Unter Moderne kann man so manches verstehen. Ich begreife sie philosophisch und verstehe darunter die Zeit, seit sich das Denken von vorgegebenen Inhalten in aller Öffentlichkeit frei machen kann, also aufgeklärtes Leben möglich ist. Die Moderne ist nicht irgendeine Zeitepoche, sondern die letzte und – gemessen an der Werteskala der Menschenrechte – die höchste, die es geben kann. Eine Gesellschaft, die sich auf sie beruft, muss sie sich verdient haben. Diese Bedingung gilt auch für das Individuum.
Die Moderne, wie ich sie verstehe, zeichnet sich gegenüber vorangegangenen Zeiten dadurch aus, dass sie sich nicht auf religiöse oder ideologisch-totalitäre Sinnordnungen gründet, sondern sich am Ideal der kritischen Vernunft des Individuums orientiert. Die Moderne spricht dem Einzelnen die Freiheit zu, sich nicht bevormunden zu lassen. Aber genau in dieser Stärke liegt auch ihre Schwäche und Angreifbarkeit. Denn das Vertrauen in die kritische Vernunft des Menschen und in seine Kompetenz, mit seiner Freiheit verantwortlich umzugehen, lässt sich allzu leicht als Illusion entlarven. Was folgt daraus? Müssen wir Aufklärung und Moderne abschreiben angesichts der Unvernunft so vieler Menschen und ihrer Unfähigkeit, Freiheit sinnvoll zu nutzen – als Einzelne und als manipulierbare Medienkonsumenten, als Angehörige von mit Scheuklappen behafteten Interessengruppen, unvernünftigen Lebensstilen oder ideologisch eingefärbten Weltanschauungsgemeinschaften?
Nein. Denn zur kritischen Vernunft gehört die Skepsis gegenüber Verallgemeinerungen, gehört die Einsicht, dass Verallgemeinerungen zwar gebräuchlich sind – kontrollierte Verallgemeinerungen gehören sogar zu den methodischen Grundpfeilern der Wissenschaften – jedoch meist (oder sehr leicht) in die Irre führen. Wer ganzen Zeitabschnitten (Epochen, Generationen, dem Zeitgeist) eine Bezeichnung verpasst oder sich einer solchen bedient, der sollte wissen, dass er sich dabei in einer konstruierten „Landschaft“ befindet. Der sollte wissen, dass verallgemeinernde Bezeichnungen Bezug nehmen auf mehr oder weniger willkürlich (oder mit bestimmten Absichten) herausgegriffene Einzelphänomene, die als Zeichen für das Ganze herhalten.

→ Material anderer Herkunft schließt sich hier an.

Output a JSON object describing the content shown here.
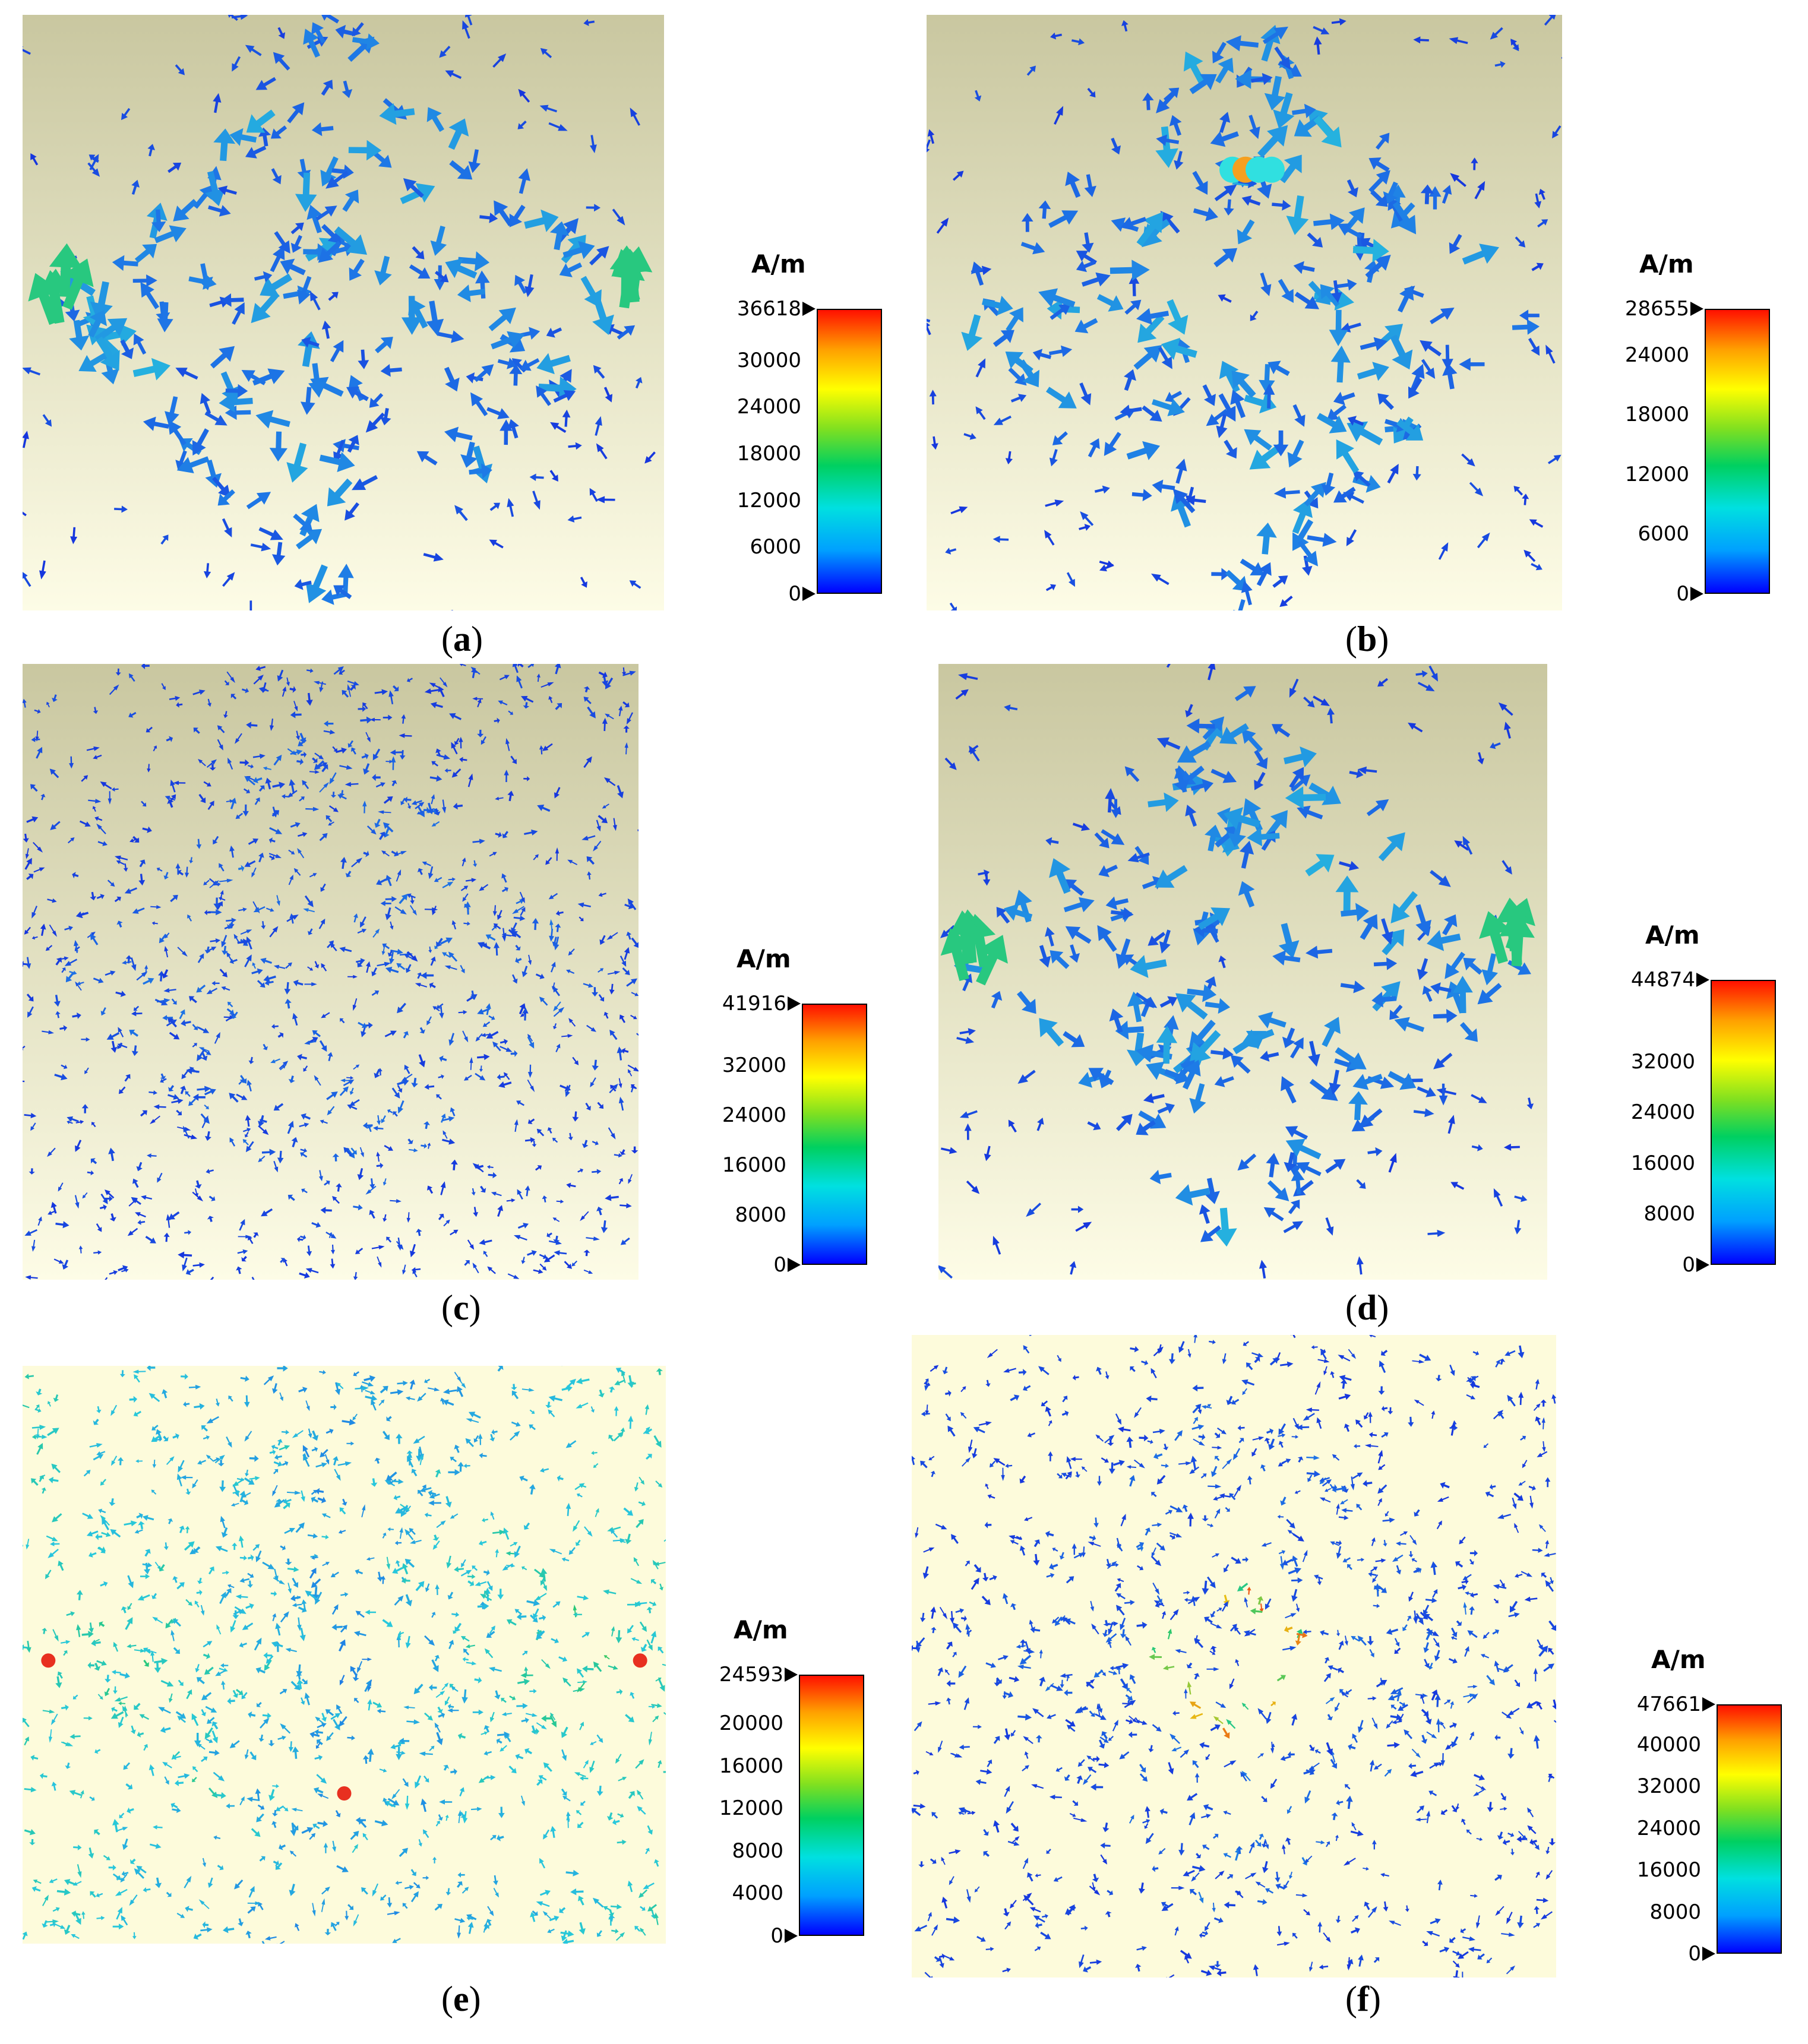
{
  "colors": {
    "bg_top_a": "#c9c7a0",
    "bg_bottom": "#fdfce6",
    "bg_flat": "#fdfbdb",
    "arrow_low": "#1a3fd0",
    "arrow_mid": "#2ab8d8",
    "arrow_high": "#28c050"
  },
  "panels": [
    {
      "id": "a",
      "caption": "a",
      "unit": "A/m",
      "ticks": [
        "36618",
        "30000",
        "24000",
        "18000",
        "12000",
        "6000",
        "0"
      ],
      "style": "blob"
    },
    {
      "id": "b",
      "caption": "b",
      "unit": "A/m",
      "ticks": [
        "28655",
        "24000",
        "18000",
        "12000",
        "6000",
        "0"
      ],
      "style": "blob"
    },
    {
      "id": "c",
      "caption": "c",
      "unit": "A/m",
      "ticks": [
        "41916",
        "32000",
        "24000",
        "16000",
        "8000",
        "0"
      ],
      "style": "fine"
    },
    {
      "id": "d",
      "caption": "d",
      "unit": "A/m",
      "ticks": [
        "44874",
        "32000",
        "24000",
        "16000",
        "8000",
        "0"
      ],
      "style": "blob"
    },
    {
      "id": "e",
      "caption": "e",
      "unit": "A/m",
      "ticks": [
        "24593",
        "20000",
        "16000",
        "12000",
        "8000",
        "4000",
        "0"
      ],
      "style": "fine"
    },
    {
      "id": "f",
      "caption": "f",
      "unit": "A/m",
      "ticks": [
        "47661",
        "40000",
        "32000",
        "24000",
        "16000",
        "8000",
        "0"
      ],
      "style": "fine"
    }
  ]
}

Um verständlich zu machen, was ich meine, vergleiche ich den Strom der Zeit mit einem Flusslauf. Wenn ich ein Netz in diesen Fluss halte, dann werde ich irgendwann vielleicht einen Fisch fangen. Welcher Fisch das ist, hängt von meinen Absichten ab, also davon, an welcher Stelle und zu welcher Tageszeit ich gezielt das Netz mit bestimmter Maschenweite ausgeworfen habe. Unter den vielen Fischarten, die im Fluss leben, fange ich z.B. einen Karpfen, eine Forelle oder eine Äsche. Der Einfachheit halber könnte ich einen Leitfisch (z.B. die Forelle) als die Art bezeichnen, mit dem ich das Charakteristische dieses Flussabschnittes zum Ausdruck bringe. Ich verpasse also diesem Abschnitt das Etikett „Forellenregion“, obwohl dieser Abschnitt noch viele andere Lebewesen und anorganische Eigenschaften (Geröll, Strömungsgeschwindigkeit, Wassertemperatur etc.) aufweist.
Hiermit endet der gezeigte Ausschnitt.